Both great machines. 

The T-Boat played a critical role in strangling the Afrika Corps in the Med and hunting other U-boats in the North Atlantic.

The Gato class slaughtered Japanese shipping and with out a doubt, shortened the war... Imagine if she had reliable torpedoes!!!

You have to purchase 100 subs for both Atlantic and Pacific duty... which do u buy?



Gato class submarine - Wikipedia, the free encyclopedia
.






.




British T class submarine - Wikipedia, the free encyclopedia
.


----------



## RabidAlien (Sep 30, 2009)

Nuttin against our British buds, but I'm gonna go with the Gato's. Give them reliable torpedoes and the war could be a lot shorter in the Pacific. How many freighters delivered their goods after hearing that tell-tale "klonk" as a dud torpedo bounced off the hull? How many Japanese troops showed up for battle armed and ready because their troopship made it through, and their supply ship dropped off enough food to keep them only half-starved, and well armed? How many Japanese torpedoes took down good Allied ships because their carriers were still floating? Given good weapons, the Gatos would have made a serious dent in the Japanese war-plan.


----------



## lesofprimus (Sep 30, 2009)

Gotta agree with u RA, the Gato with decent torps shortens the War....


----------



## comiso90 (Sep 30, 2009)

RabidAlien said:


> Nuttin against our British buds, but I'm gonna go with the Gato's. Give them reliable torpedoes and the war could be a lot shorter in the Pacific. How many freighters delivered their goods after hearing that tell-tale "klonk" as a dud torpedo bounced off the hull? How many Japanese troops showed up for battle armed and ready because their troopship made it through, and their supply ship dropped off enough food to keep them only half-starved, and well armed? How many Japanese torpedoes took down good Allied ships because their carriers were still floating? Given good weapons, the Gatos would have made a serious dent in the Japanese war-plan.





lesofprimus said:


> Gotta agree with u RA, the Gato with decent torps shortens the War....



The Brit boats *did *shorten the war... It's easy to argue that w/o them, Rommel would have received more supplies and captured the Suez canal. That would have been a mess.. prob no D-Day in 1944

certainly the yank boats shortened the war too even with sh!tty torps.

Aside from shortening the war, why would you buy the Gato over the T- Boat?


----------



## Shortround6 (Sep 30, 2009)

The answers are in the Wiki articles. 

For fighting in the Med you take the smaller boat. a slightly smaller asw target. Transit distances are short. going back to base for more torpedoes is only a few days. 

For fighting in the Pacific you take the Bigger boat,the Gato. 3,000 more miles of range, longer time on patrol given the transit distances, 24 torpedoes vrs 14 for combat duration once targets are found. 

If you have to buy 100 subs you can buy more than one class/type

British orderd the Amphion class for fighting in the Pacific.


----------



## comiso90 (Sep 30, 2009)

Shortround6 said:


> The answers are in the Wiki articles.
> 
> For fighting in the Med you take the smaller boat. a slightly smaller asw target.
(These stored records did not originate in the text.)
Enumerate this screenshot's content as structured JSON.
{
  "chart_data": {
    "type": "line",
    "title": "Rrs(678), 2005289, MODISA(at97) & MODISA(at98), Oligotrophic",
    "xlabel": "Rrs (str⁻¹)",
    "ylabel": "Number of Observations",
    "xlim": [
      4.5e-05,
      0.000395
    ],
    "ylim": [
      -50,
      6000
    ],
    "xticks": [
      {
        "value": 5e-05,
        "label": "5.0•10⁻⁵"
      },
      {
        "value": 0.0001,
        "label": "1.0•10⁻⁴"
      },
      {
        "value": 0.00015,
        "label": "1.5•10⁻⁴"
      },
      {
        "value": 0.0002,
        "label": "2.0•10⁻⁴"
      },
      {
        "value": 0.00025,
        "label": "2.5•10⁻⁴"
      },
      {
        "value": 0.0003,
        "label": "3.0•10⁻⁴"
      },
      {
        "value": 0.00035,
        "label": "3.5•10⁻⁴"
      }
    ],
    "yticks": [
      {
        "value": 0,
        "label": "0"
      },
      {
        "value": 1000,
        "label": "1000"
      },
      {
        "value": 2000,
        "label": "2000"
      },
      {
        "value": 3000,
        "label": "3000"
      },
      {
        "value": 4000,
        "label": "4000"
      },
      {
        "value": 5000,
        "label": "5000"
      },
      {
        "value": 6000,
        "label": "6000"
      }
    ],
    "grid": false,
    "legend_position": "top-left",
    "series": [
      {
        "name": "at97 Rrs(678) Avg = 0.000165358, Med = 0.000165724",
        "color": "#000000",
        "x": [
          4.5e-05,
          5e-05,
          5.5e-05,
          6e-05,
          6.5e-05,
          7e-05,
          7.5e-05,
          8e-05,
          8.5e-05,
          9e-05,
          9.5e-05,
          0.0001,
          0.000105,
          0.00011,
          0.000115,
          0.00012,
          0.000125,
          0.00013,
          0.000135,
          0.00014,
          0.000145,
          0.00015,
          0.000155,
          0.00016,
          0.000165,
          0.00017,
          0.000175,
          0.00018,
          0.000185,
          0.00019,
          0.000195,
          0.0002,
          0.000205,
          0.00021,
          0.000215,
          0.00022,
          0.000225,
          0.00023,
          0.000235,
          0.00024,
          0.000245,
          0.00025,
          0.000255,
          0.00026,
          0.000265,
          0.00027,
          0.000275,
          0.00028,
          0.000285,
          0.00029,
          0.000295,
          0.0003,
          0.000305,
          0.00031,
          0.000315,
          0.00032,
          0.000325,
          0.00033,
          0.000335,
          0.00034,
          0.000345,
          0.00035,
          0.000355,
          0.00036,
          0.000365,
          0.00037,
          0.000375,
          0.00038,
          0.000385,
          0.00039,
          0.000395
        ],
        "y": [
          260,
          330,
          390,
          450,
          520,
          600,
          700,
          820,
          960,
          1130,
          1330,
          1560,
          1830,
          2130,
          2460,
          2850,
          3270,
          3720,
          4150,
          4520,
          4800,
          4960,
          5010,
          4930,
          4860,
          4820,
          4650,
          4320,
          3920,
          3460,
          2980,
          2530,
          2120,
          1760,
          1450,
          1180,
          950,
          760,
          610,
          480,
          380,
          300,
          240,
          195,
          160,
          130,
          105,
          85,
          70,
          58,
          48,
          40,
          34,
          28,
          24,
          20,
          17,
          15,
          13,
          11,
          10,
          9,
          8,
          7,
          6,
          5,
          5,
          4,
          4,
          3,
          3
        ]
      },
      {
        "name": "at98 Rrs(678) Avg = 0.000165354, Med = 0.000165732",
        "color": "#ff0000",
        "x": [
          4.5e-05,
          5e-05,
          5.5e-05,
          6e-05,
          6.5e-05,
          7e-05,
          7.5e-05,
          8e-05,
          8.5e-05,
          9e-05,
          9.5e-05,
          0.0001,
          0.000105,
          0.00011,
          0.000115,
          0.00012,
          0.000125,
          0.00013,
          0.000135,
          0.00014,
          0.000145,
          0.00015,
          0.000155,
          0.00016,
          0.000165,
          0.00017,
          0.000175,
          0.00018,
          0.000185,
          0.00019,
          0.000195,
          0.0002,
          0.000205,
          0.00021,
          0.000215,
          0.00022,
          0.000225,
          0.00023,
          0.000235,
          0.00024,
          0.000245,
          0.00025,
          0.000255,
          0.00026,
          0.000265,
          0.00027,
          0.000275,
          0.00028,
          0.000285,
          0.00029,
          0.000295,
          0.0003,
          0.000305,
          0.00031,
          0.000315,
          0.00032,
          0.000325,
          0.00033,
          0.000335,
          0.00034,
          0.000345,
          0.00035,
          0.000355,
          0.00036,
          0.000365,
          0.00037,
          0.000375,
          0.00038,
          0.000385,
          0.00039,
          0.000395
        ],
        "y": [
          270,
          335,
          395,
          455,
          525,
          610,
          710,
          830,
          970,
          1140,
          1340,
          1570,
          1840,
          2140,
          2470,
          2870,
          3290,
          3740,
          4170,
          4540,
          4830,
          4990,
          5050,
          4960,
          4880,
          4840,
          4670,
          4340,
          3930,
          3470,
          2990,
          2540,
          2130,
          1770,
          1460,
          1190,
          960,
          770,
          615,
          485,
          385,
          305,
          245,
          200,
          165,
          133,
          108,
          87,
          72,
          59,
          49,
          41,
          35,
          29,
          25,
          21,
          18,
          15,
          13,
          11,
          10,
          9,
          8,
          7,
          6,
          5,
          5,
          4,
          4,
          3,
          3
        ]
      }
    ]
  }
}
Transit distances are short. going back to base for more torpedoes is only a few days.
> 
> ...



I agree.. it's the same old tired scenario.. "which is better".. of coarse there are missions that are better suited to each. I just want to learn more about each boat.


.


----------



## fastmongrel (Sep 30, 2009)

For the Pacific and Indian ocean it has to be the big USN Gato because of its habitability. For European coastal waters I would go for a Royal Navy U type. 

HMS Upholder commanded by Lt/cdr Wanklyn was the most succesful RN submarine with 119,000 tons sunk during 24 patrols over 16 months.


----------